After touring endlessly, Folds and Co. released Naked Baby Photos, a rarities collection, and Folds completed his first solo record (under the nom de rock Fear of Pop). In 1999, the band released the masterpiece The Unauthorized Biography of Reinhold Messner, a largely un-radio-ready look at Folds' self-proclaimed "redneck past." It was also the last album the band would record, as personality conflicts and musical goals sent the trio packing, and Folds finding his own (yellow brick) road.

Creative Loafing recently chatted with Folds about his new solo work, radio success (or lack thereof), and the perils of being funny. Following is an excerpt.

Creative Loafing: You've said before that most of your audience seems familiar to you ­ that you can see yourself in their spot 10 years ago, that mostly they're there for the right reasons. Do you still feel that now, even as your audience has grown?

Ben Folds: Yeah. I think so. I mean. you've got your occasional dickhead that you can't understand why he's there. (laughs) But yeah, definitely. I think you have to feel like you can be on both sides of it to make any sense, really.

You now live in Adelaide, Australia with your life and kids. How much of a culture shock, musical or otherwise, is that from Chapel Hill?

Basically, Chapel Hill is musically kind of my home, and anywhere else is anywhere else. Anywhere else is me in a vacuum, basically. Australia is not that different, really. It's just that it's not my normal pattern, so it just makes me kind of go off in a cave by myself and write the kind of songs that are coming out of me anyway.

You made it a point to hire a "radio" producer on Rockin' the Suburbs, Ben Grosse, in part because he worked on the Filter record, to quote your bio. How much did the tug-of-war between you and him have to do with how the record sounded?

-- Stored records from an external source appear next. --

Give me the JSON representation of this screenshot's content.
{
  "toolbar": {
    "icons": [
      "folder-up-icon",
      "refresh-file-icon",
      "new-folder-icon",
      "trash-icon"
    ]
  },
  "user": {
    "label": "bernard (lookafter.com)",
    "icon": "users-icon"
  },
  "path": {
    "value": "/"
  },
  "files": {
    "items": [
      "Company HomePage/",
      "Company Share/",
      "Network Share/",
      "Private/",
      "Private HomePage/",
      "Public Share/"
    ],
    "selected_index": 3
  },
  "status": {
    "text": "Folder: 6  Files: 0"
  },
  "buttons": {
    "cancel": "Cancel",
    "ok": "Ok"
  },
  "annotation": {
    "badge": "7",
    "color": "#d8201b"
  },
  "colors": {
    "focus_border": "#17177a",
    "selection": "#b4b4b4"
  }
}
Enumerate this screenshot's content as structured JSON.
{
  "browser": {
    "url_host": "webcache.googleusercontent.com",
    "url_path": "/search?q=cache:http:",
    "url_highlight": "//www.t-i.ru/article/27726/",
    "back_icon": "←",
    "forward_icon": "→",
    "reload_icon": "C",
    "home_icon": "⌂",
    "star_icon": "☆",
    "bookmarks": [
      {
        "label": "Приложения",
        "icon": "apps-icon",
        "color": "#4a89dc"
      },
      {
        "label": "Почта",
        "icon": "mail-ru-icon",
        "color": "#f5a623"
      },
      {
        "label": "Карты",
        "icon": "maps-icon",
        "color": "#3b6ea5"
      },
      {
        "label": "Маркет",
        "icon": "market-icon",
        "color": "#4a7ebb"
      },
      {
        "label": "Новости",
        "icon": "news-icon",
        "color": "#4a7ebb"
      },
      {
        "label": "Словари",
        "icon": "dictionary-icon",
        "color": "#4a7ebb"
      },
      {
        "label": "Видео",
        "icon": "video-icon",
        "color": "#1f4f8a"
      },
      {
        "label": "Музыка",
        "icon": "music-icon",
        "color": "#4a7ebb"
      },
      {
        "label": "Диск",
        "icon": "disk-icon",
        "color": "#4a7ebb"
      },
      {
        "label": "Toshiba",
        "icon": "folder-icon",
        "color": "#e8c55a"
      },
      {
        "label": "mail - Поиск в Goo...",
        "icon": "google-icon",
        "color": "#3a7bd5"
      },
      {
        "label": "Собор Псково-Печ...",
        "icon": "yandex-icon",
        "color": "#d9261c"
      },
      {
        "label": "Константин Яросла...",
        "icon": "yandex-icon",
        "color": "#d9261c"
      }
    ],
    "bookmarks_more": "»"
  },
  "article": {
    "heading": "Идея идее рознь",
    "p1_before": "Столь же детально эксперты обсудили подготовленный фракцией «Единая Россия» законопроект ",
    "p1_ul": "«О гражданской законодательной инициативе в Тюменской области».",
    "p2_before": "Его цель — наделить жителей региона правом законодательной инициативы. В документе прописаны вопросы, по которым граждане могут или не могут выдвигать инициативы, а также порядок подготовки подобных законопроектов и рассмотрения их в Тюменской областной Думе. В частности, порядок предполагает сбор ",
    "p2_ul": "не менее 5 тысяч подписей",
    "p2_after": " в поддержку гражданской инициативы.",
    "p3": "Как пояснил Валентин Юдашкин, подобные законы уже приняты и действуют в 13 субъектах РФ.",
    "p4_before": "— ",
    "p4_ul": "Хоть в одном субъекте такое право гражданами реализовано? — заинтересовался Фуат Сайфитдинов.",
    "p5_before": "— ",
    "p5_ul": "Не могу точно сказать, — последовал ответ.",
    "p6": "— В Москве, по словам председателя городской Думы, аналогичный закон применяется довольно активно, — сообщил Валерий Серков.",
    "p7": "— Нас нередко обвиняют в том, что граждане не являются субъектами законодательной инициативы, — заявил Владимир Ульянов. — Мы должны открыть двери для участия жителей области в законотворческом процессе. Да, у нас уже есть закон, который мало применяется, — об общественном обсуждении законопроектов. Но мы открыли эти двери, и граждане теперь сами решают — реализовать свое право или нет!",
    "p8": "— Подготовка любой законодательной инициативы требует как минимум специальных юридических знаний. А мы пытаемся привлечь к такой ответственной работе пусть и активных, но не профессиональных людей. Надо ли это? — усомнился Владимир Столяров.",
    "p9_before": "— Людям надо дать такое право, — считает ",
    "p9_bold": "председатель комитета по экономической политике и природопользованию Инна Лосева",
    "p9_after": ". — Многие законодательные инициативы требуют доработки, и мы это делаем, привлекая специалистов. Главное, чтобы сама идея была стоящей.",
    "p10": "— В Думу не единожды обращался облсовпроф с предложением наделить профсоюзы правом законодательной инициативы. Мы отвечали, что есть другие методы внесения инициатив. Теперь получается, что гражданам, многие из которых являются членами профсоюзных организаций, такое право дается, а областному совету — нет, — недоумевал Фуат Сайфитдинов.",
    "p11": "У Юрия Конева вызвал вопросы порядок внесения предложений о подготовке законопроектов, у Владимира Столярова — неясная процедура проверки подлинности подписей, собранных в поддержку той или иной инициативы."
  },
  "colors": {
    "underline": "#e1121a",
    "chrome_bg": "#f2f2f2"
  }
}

There was kind of a revealing comment that he made to somebody at the record company about something I wanted. And he made this joke that, "Well, Ben has this funny way of getting whatever it is he wants." And I never thought of that because I'm not an aggressive person, but I guess I don't really settle for anything until it's what I want. So I suppose in his eyes he probably figures that lots of things he didn't want to see happen that I wanted to see happen actually did happen. But it is my record I guess, huh? (laughs) At the same time, it wasn't that much of a tug of war personally, it was just that we come from such different places. And I think for that reason it has to be a complete hybrid of those two worlds. Which is what I wanted, I always wanted to pull those two worlds together more. The organic world and the computer world. The indie rock world and the pop world. I've always wanted to see the mainstream be able to enjoy the kind of music that I like. And most people who come from indie rock don't want to see it the other way. I started off on an indie label and we played punk clubs. And that we weren't really that kind of band I guess was what made the whole thing strange. I think most people that come from that angle don't want to see the mainstream get hold of their music, you know? But I always have. I always thought the Flaming Lips should have a Top 10 record.